I moved to Austin in 1974. I’d been in Fayetteville, where my father got tenure at the University of Arkansas. I started school there, but I’d met a guy who ended up in Austin, and he called me up and said, “You’ve gotta come down here.” I was madly in love with him, of course. My whole world revolved around these guys I was madly in love with. I went down there, and it was this kind of magical place. There was a magical, creative feeling in the air. The whole alternative culture controlled the town. It was all about live music. I played on the Drag. I would open up my guitar case and play for tips. Back then you could make a living doing that. The guy I went down to meet ended up dumping me, probably the best thing that could have happened.

This bar called the Hole in the Wall was my big goal. The guy who ran it kept promising me a gig, but when the calendar came out, I was devastated because I wasn’t on it. I asked him about it, and he said something like, “I’ve got enough chick singers already for this month.” There was still quite a bit of that Texas macho thing behind the alternative subculture.

I would drive over to play in Houston a lot; there was this burgeoning singer-songwriter scene going on there. I wound up living there in ’75 and ’76. That’s when I really started cutting my teeth more, building up a little following. Nanci Griffith—I remember meeting her when she was just starting out. I remember when Lyle Lovett was just this little kid from Klein.
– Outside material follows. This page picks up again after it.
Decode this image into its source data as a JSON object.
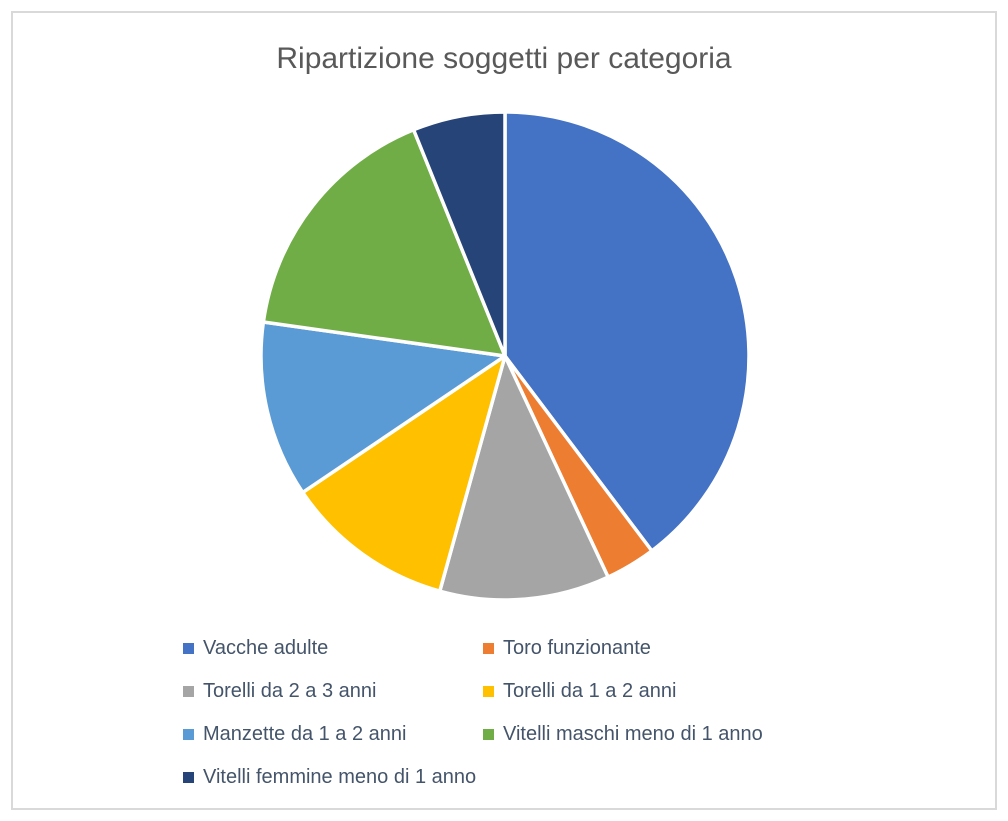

Eric Taylor was famous in Houston. Townes Van Zandt—I remember him kind of drifting in and out of town. There was this boys’ club kind of a thing: Townes, Guy Clark, Eric, Blaze Foley. They were all fairly intimidating.

It took me a while to get confident enough to recognize myself as a songwriter in my own right. I was doing a few little songs of my own but mostly other people’s. I recorded two albums for Folkways. The first didn’t have any of my songs; it was all traditional blues songs. The second one, that was the first time I really showcased all my own material.

I lived in New York for a year, then moved back to Austin in 1981. I don’t think it was really until this time that I started seeing myself as a songwriter. I was writing things like “I Just Wanted to See You So Bad.” Up till then, I hadn’t been exposed to the music business—I had not a clue what it was about. I wasn’t trying to get a record deal. I was just playing my music, trying to get gigs to make a living. But in late ’84 I went to L.A. I had a new batch of songs and started getting the attention of some of the record company people. They didn’t know what to do with me, how to market me, because I fell in the cracks between country and rock. I ended up staying in L.A. for six years.

Lately I’ve been feeling a little wistful about my early, simple stuff. Recently I found the words and chords to some songs I wrote when I first came to Austin, songs like “Full Moon” and “Song for a Jewelry Maker.” I started playing them and got real emotional and started crying. There was this innocence, this part of me that I missed, that I had left behind. I thought, “I want to record an album of early, early songs that have never been released and call it ‘Early Songs'”—do it raw, like a demo, a really simple, folky kind of record, coming full circle and starting all over again.

Sometimes I wish I could just stay home and write poetry, be a poet or a novelist—be like Flannery O’Connor, hiding away in her office, pulling down the blinds while she wrote.

Lucinda Williams, 51, lives in Los Angeles. Her seventh album, World Without Tears, was released last year.